The man heading out to be the U.S. envoy to the small Southeast Asian nation of Laos says he hopes U.S. concerns over the Lao government's human rights record will not overshadow the many areas in which the two countries can work together. VOA's Stephanie Ho spoke with the U.S. ambassador in Washington and has this report.
The new U.S. ambassador to Laos, Ravic Huso, says there are many areas where U.S.-Lao cooperation is good. "One of the most important is the humanitarian effort to achieve the fullest possible accounting of those servicemen and women who were missing in action from the Indochina conflict. Another legacy of the Indochina conflict is the unexploded ordnance that remains in Laos and constitutes a continuing threat to the safety and welfare of the Lao people," he said.

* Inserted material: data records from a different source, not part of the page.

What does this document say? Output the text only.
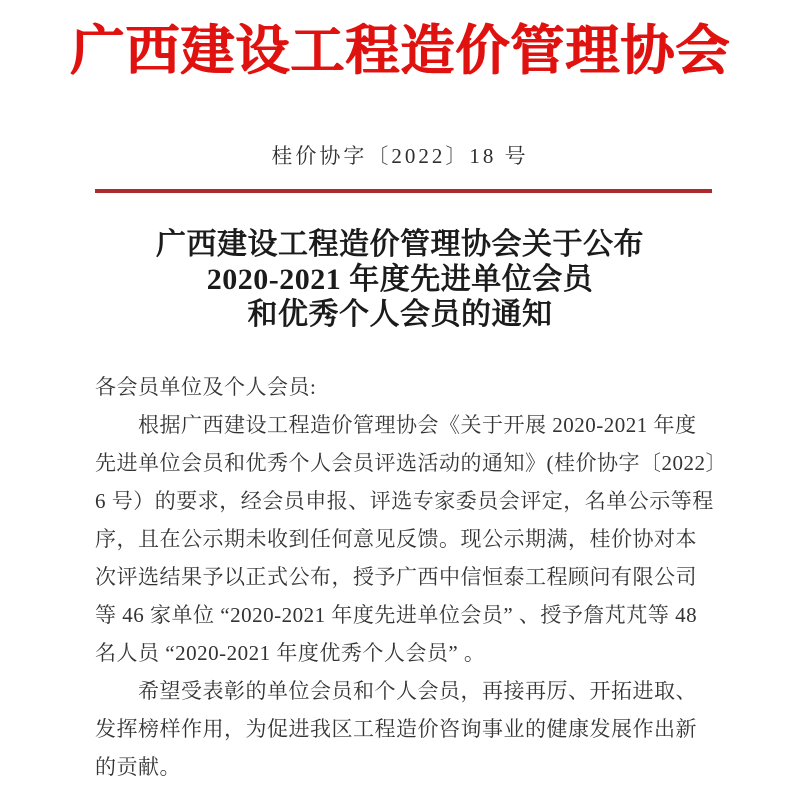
广西建设工程造价管理协会
桂价协字〔2022〕18 号
广西建设工程造价管理协会关于公布
2020-2021 年度先进单位会员
和优秀个人会员的通知
各会员单位及个人会员:
根据广西建设工程造价管理协会《关于开展 2020-2021 年度
先进单位会员和优秀个人会员评选活动的通知》(桂价协字〔2022〕
6 号）的要求，经会员申报、评选专家委员会评定，名单公示等程
序，且在公示期未收到任何意见反馈。现公示期满，桂价协对本
次评选结果予以正式公布，授予广西中信恒泰工程顾问有限公司
等 46 家单位 “2020-2021 年度先进单位会员” 、授予詹芃芃等 48
名人员 “2020-2021 年度优秀个人会员” 。
希望受表彰的单位会员和个人会员，再接再厉、开拓进取、
发挥榜样作用，为促进我区工程造价咨询事业的健康发展作出新
的贡献。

Huso said other areas of cooperation include combatting narcotics, human trafficking and avian flu. He said trade and investment is one area with growth potential. But, he added, Washington and Vientiane do not agree on everything. "We have differences over human rights. We do have some concerns that we've expressed to the Lao, in the areas of human rights and religious freedoms, and in the protection of their ethnic minorities," he said.
Another sticking point has been the area of military cooperation. Nearly one year ago, the Lao defense minister (Major General Duangchay Phichit) rejected a U.S. proposal to expand military contacts between the two countries. The proposal included allowing American military medical teams to provide services in some Lao communities, and allowing U.S. military engineers to build schools, clinics and roads in Laos.

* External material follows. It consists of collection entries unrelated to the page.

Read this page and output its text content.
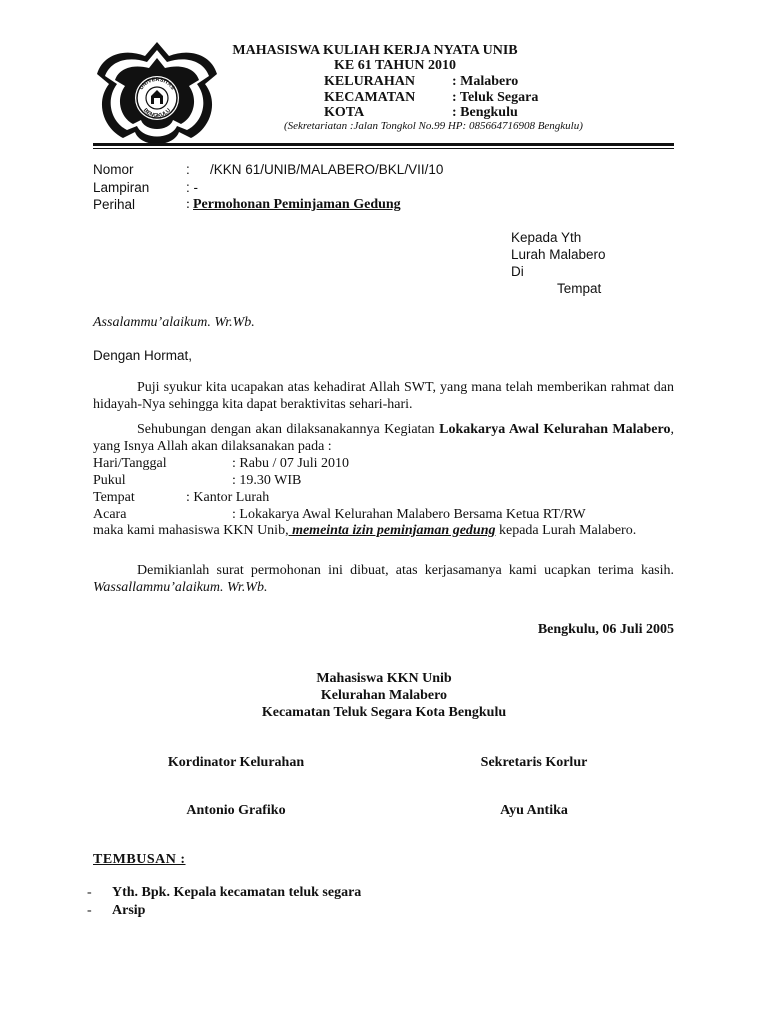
UNIVERSITAS
BENGKULU
MAHASISWA KULIAH KERJA NYATA UNIB
KE 61 TAHUN 2010
KELURAHAN	: Malabero
KECAMATAN	: Teluk Segara
KOTA	: Bengkulu
(Sekretariatan :Jalan Tongkol No.99 HP: 085664716908 Bengkulu)
Nomor	: /KKN 61/UNIB/MALABERO/BKL/VII/10
Lampiran	: -
Perihal	: Permohonan Peminjaman Gedung
Kepada Yth
Lurah Malabero
Di
Tempat
Assalammu’alaikum. Wr.Wb.
Dengan Hormat,
Puji syukur kita ucapakan atas kehadirat Allah SWT, yang mana telah memberikan rahmat dan hidayah-Nya sehingga kita dapat beraktivitas sehari-hari.
Sehubungan dengan akan dilaksanakannya Kegiatan Lokakarya Awal Kelurahan Malabero, yang Isnya Allah akan dilaksanakan pada :
Hari/Tanggal	: Rabu / 07 Juli 2010
Pukul	: 19.30 WIB
Tempat	: Kantor Lurah
Acara	: Lokakarya Awal Kelurahan Malabero Bersama Ketua RT/RW
maka kami mahasiswa KKN Unib, memeinta izin peminjaman gedung kepada Lurah Malabero.
Demikianlah surat permohonan ini dibuat, atas kerjasamanya kami ucapkan terima kasih. Wassallammu’alaikum. Wr.Wb.
Bengkulu, 06 Juli 2005
Mahasiswa KKN Unib
Kelurahan Malabero
Kecamatan Teluk Segara Kota Bengkulu
Kordinator Kelurahan	Sekretaris Korlur
Antonio Grafiko	Ayu Antika
TEMBUSAN :
- Yth. Bpk. Kepala kecamatan teluk segara
- Arsip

At the time, the Lao official said his country must first build its own capabilities before it can work with the American military. He said he would welcome funds to build schools or clinics. But he added that he does not want more U.S. troops on Lao soil, because of what he called lingering hostility toward the United States among some Lao people.

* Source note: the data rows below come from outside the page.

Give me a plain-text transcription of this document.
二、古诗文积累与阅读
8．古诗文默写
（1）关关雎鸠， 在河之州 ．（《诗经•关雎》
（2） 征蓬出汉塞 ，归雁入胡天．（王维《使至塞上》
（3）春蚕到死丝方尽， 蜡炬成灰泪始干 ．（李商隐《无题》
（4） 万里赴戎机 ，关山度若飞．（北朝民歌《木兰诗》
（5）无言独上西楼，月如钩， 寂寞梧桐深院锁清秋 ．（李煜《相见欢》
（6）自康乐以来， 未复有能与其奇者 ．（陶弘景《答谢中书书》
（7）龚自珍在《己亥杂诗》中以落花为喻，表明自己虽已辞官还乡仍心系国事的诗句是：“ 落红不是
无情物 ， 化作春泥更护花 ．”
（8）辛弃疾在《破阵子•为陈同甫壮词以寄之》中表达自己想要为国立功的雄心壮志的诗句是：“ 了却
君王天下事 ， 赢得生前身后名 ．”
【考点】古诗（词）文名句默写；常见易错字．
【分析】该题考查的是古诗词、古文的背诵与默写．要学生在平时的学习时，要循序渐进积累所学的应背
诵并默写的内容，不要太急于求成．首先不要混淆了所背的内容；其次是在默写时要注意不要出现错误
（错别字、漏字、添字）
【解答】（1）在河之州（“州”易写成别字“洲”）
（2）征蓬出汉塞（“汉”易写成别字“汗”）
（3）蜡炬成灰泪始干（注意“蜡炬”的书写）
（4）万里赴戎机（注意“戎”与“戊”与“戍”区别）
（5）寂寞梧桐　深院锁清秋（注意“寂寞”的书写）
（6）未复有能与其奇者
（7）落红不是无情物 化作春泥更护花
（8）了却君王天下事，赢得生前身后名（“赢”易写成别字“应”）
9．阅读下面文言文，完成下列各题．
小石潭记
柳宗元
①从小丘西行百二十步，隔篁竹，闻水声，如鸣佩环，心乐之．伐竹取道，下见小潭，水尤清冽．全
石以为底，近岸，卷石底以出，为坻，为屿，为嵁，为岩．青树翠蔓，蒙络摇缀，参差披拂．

When asked about the status of U.S.-Lao military cooperation, Ambassador Huso said the two sides are now in what he described as the "first stages of exploring" what might be in both countries' mutual interests. "We think that there may be some opportunities that the Lao would like to explore. They have recently sent some senior officials to the United States, to become more familiar with the types of opportunities that might exist," he said.
Huso said some areas of potential cooperation are mostly humanitarian, including disaster relief and dealing with bird flu. "We also see the potential for using our programs to send a clear message that we send in all of our military cooperation programs, regarding the importance of a professional military that is subordinate to civilian rule and respectful of human rights," he said.
One issue of particular interest in Laos and in the United States is the case of Vang Pao, a former Lao general who led Hmong tribesmen to fight with the U.S. military against Communist guerillas nearly 40 years ago. Vang Pao, who is now a prominent leader in California's ethnic Hmong community, was formally charged in a federal court in California last month for taking part in a plot to violently overthrow the government of Laos. If convicted, he faces a maximum sentence of life in prison.
The U.S. ambassador refused to comment specifically on the Vang Pao case. But he said, on policy and on principle, the U.S. government is opposed to acts of violence against friendly governments.